A player’s individual performance is intrinsically linked to how they fit the style and dynamics of a team. That’s why it’s essential, when recruiting a new player, to assess how likely they are to gel with other players in the squad. Our Player Chemistry model uses real-world chemistry ratings to predict how well the playing characteristics of a new recruit will complement those of his prospective teammates to produce positive results on the pitch.
By analysing millions of passages of play, our Player Chemistry model uses a neural network to identify the most prominent player characteristics that yield positive match outcomes. These characteristics include on-field playing style metrics, as well as off-field human factors.

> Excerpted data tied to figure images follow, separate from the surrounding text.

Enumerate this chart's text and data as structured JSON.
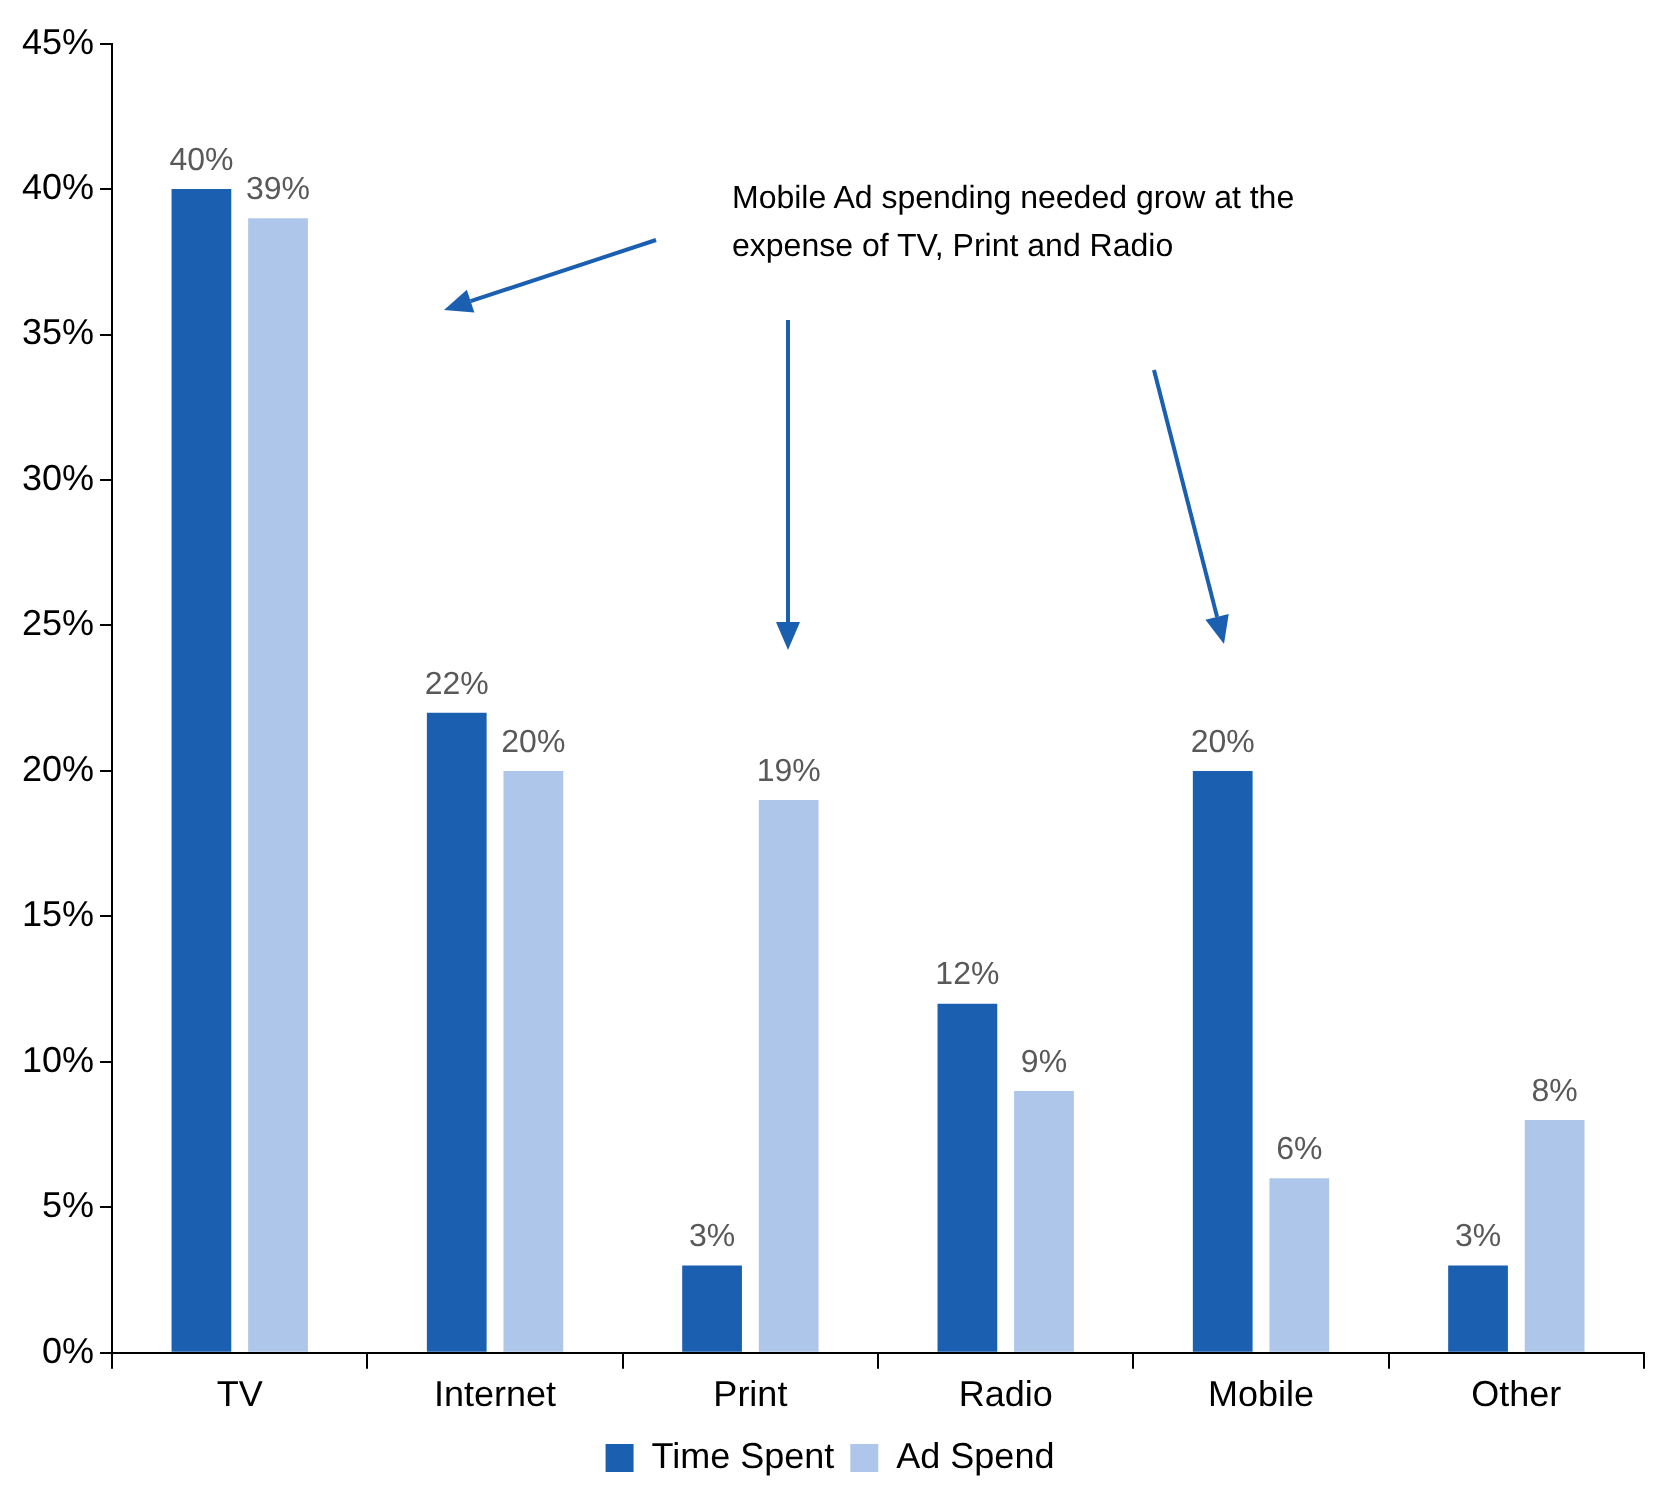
{
  "chart_data": {
    "type": "bar",
    "categories": [
      "TV",
      "Internet",
      "Print",
      "Radio",
      "Mobile",
      "Other"
    ],
    "series": [
      {
        "name": "Time Spent",
        "color": "#1a5fb0",
        "values": [
          40,
          22,
          3,
          12,
          20,
          3
        ],
        "value_labels": [
          "40%",
          "22%",
          "3%",
          "12%",
          "20%",
          "3%"
        ]
      },
      {
        "name": "Ad Spend",
        "color": "#aec6ea",
        "values": [
          39,
          20,
          19,
          9,
          6,
          8
        ],
        "value_labels": [
          "39%",
          "20%",
          "19%",
          "9%",
          "6%",
          "8%"
        ]
      }
    ],
    "ylim": [
      0,
      45
    ],
    "yticks": [
      {
        "value": 0,
        "label": "0%"
      },
      {
        "value": 5,
        "label": "5%"
      },
      {
        "value": 10,
        "label": "10%"
      },
      {
        "value": 15,
        "label": "15%"
      },
      {
        "value": 20,
        "label": "20%"
      },
      {
        "value": 25,
        "label": "25%"
      },
      {
        "value": 30,
        "label": "30%"
      },
      {
        "value": 35,
        "label": "35%"
      },
      {
        "value": 40,
        "label": "40%"
      },
      {
        "value": 45,
        "label": "45%"
      }
    ],
    "grid": false,
    "legend": "bottom",
    "annotations": [
      "Mobile Ad spending needed grow at the expense of TV, Print and Radio"
    ]
  }
}
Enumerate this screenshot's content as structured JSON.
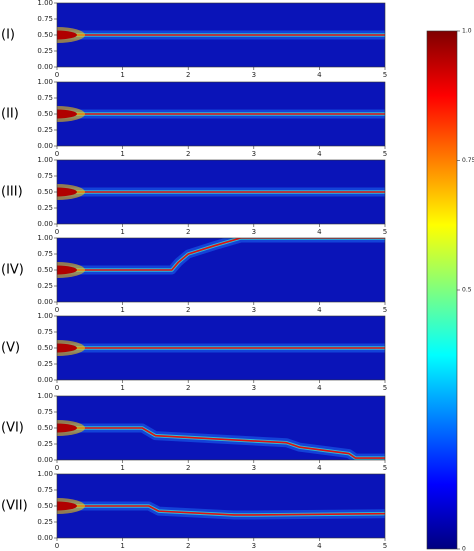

Identifying the characteristics that result in positive match outcomes also allows us to use real-world event data to value the chemistry between teammates. Our Player Chemistry model analyses how often players are involved in different passages of play together, building networks for different outcomes, such as goals, scoring opportunities, transitions or losses of possession. Weighting each outcome type enables us to define what makes a successful pairing and evaluate this over a number of seasons to produce a chemistry rating for each pair of players.
Our Player Chemistry model has been extensively researched and published at a world-leading AI conference. Click here to read the published paper.
In football, there’s always a sense that some players bring the best out of each other. Our Player Chemistry model takes a holistic view of each player pairing, analysing a range of interactions that lead to positive outcomes on the pitch. The below graphics show our ratings for the most effective attacking pairings in the Premier League over the last three seasons (correct as of date posted, 19th November 2020).
You would generally expect the most effective pairings to play in the most successful teams, however, this wasn’t the case during the 2018/19 Premier League season. Whilst Bournemouth finished in a respectable 14th place, Ryan Fraser and Callum Wilson were rated as the most effective attacking pairing. Demonstrating their chemistry on the pitch, they combined for 12 goals – only Alan Shearer and Chris Sutton (13 in 1994-95) have combined for more in a single Premier League season.
Fraser and Wilson signed for Newcastle United in the summer following Bournemouth’s relegation, with their proven chemistry clearly influencing the decision to recruit both players. It also made financial sense, with Wilson signed for £20m and Fraser snapped up on a free transfer. The pair have talked openly about their instinctive understanding of how each other play but they are yet to have the same impact on Tyneside. Fraser’s assist for Wilson’s second goal in the recent win over Everton was perhaps a sign they were starting to rekindle their partnership. However, subsequent hamstring injuries for both players means The Magpies will have to wait to see if one of the Premier League’s most effective attacking pairings can get back to their best in a black and white shirt.
Signing two players with proven chemistry is rare, and usually comes with a hefty price tag. At the same time, predicting chemistry between players who have never played together can be difficult and often based on subjective judgements. That’s why we’ve developed our Player Chemistry model to identify trends in player characteristics and apply chemistry ratings from real-world pairings to predict how prospective pairs of players will perform together.
The AiA Simulator, available via our online portal, predicts how a potential signing will perform with other players in a prospective team using the Player Chemistry Index. This metric analyses chemistry at a team level, based on an average rating that is weighted by minutes played across the past season. Combining our Player Chemistry Index with predictive indicators of Playing Style Suitability and Cost-Benefit, the AiA Simulator is invaluable for football clubs and player representatives, providing an objective view of a proposed transfer by predicting likely success and value for money.